Да что Ленин? Там и Сталин имеется, и Дзержинский, и Свердлов, и Калинин, и разные Брежневы (то сахарно-белоснежные, мраморные, то траурно-порфировые), и даже каменный Черненко есть. Андропова и Хрущева я не видел, но, возможно, не нашел? Зато была огромная алюминиевая хреновина, состоящая из букв: "СССРОПЛОТМИРА". Почему без пробелов, не знаю. Возможно, мир столь плотен, что между его знаками не может быть зазора?

И тут же - валуны, изображающие узников ГУЛАГа, окаменелые аисты, пингвины, собачки и рыбы, а также нечто, видимо, несущее внутри себя заложенные пластические ценности, призывающее не помереть по одиночке, - продукция гуманистически нерефлектирующих модернистов из левоватого МОСХа.

Нашел я там что-то вовсе мне непонятное. Полутораметрового мраморного пухлого младенца, прижимающего к животику виноградную гроздь. На постаменте вычерчено "INRI", латинская аббревиатура для "IНЦI", "Иисус Назареянин Царь Иудейский". Что это значит - не имею представления, но точно, что Спасителя никто и нигде так еще не изображал.

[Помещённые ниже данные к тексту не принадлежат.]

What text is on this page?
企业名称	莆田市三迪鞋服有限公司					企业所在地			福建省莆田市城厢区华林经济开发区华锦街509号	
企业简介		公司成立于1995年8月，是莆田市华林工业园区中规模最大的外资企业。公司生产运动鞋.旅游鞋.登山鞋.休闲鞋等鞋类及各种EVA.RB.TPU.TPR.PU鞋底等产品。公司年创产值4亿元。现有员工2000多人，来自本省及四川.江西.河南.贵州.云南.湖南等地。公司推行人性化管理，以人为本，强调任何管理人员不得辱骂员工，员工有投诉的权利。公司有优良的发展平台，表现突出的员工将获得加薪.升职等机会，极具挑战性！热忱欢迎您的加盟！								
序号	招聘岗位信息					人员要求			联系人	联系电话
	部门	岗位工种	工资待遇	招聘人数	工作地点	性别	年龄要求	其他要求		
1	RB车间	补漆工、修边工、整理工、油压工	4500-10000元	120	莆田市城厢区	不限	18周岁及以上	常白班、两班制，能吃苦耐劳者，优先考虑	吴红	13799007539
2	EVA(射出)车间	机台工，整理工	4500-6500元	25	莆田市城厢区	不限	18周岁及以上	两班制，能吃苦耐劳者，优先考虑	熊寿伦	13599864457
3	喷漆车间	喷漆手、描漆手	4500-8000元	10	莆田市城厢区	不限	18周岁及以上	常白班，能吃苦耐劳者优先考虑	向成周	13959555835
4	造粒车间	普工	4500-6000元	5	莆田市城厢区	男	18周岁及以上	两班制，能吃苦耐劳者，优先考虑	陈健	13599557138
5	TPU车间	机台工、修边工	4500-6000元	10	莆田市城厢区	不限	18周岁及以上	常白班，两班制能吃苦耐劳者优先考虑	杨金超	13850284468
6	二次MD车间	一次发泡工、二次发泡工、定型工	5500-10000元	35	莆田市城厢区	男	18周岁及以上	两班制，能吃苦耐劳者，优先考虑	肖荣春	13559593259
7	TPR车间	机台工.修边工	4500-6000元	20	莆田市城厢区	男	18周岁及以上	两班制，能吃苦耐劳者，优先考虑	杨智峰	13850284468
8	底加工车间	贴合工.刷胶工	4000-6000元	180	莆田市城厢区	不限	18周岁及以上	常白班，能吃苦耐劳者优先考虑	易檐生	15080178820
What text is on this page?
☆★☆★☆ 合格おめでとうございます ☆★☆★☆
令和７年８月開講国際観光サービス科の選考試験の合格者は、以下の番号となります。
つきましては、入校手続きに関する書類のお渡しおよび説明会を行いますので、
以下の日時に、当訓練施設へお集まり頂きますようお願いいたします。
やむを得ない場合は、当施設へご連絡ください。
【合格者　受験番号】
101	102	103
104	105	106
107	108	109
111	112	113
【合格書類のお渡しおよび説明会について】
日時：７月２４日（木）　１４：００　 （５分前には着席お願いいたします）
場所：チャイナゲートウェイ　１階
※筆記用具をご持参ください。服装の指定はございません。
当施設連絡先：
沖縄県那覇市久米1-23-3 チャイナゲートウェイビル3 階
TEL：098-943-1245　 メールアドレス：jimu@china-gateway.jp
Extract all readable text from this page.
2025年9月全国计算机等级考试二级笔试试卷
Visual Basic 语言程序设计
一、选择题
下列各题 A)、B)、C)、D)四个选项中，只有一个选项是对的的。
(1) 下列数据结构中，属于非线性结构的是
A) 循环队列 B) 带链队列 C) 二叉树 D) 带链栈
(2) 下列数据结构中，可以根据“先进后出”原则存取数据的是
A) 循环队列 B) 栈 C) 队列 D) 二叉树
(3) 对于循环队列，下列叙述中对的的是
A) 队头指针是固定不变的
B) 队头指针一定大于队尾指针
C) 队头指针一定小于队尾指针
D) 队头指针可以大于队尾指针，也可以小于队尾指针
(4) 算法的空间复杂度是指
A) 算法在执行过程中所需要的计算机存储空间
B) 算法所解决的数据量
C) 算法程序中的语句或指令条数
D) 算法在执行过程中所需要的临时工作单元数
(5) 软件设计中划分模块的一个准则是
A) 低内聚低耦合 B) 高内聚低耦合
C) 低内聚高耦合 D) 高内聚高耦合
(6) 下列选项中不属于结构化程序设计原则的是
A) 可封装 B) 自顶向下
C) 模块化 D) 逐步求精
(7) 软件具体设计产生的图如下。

Но бог со скульптурами. Еще важнее, по-моему, куда они погружены. А утоплены они во всепоглощающую дачную действительность. Все эти скульптуры существуют честной вегетативной жизнью среди живых деревьев, травы, кустов, животных и людей.

В "Парке скульптуры" щебечут птицы. В траве возятся дворняжные щенки-подростки, за ними присматривает мамаша, которую поставь на постамент - получится статуя волчицы на римском Капитолии.

Среди благоухающей сирени и каменных уродов - сарайчики, тут же - теплица, а там - огурчики с редиской растут. Рыжий кот-бандит крадется среди травы в сторону пасущегося скворца, кто-то шумит и воняет бензиновой сенокосилкой, а на пороге одного из сарайчиков выпивают-закусывают обитатели этой странной местности. Разложили на полиэтиленовом пакете порезанную колбаску, сыр, хлеб и зелень - блаженствуют. Жмурятся на солнышке. И все и вся здесь соответствует всему.

Я покинул это место, пошел в Третьяковку и понял, что там как-то не совсем так. Вернулся к "СССРОПЛОТМИРА" и благоухающей сирени. Мне стало ясно, что вот она - постоянная экспозиция нашего искусства второй половины ХХ столетия. Да, там кое-чего не хватает. Можно бы там поставить "Туалет" Кабакова, показанный в венецианском болоте на Биеннале 92-го года. Уместны были бы металлические изделия наших кинетистов 60-х, еще многое другое тоже нужно. Например, если пластмассовых "Космонавта", "Теннисистку" и "Певицу" Олега Кулика замуровать в герметические стеклянные шкафы, они там тоже угнездились бы надолго.

К сожалению, большинство произведений современных российских художников сделаны в материалах, которые вряд ли выдержат перепады нашего климата. Живопись на холсте, поролон, плазменные телевизоры и картонные коробки - умрут.

Ничего страшного - их можно держать в голове, обдумывать снова и снова.

Ведь главное - это не единичный предмет, а органичность репрезентации. В "Парке скульптур" любая глупость и любая гениальность, сервильность и самодостаточность выравниваются и вступают в интереснейшие полилоги, будучи погруженными в лопухи, в откинутую дачную жизнь: щебетание птиц оказывается громче любого культурологического дискурса. Проще говоря, природа всегда победит любое искусство.

В конце 70-х я оказался в Карпатах, недалеко от города Косов. Залез на горку, на противоположном склоне из маленьких елочек была высажена надпись "Слава КПРС!". Неплохой land art, между прочим.

Вернулся на то же место через три года. Елки стали взрослыми, буквы и пробелы между ними не читались. Идеология, соответственно, и искусство, за редкими исключениями без идеологии обойтись не способное, - исчезли. Ну и хорошо.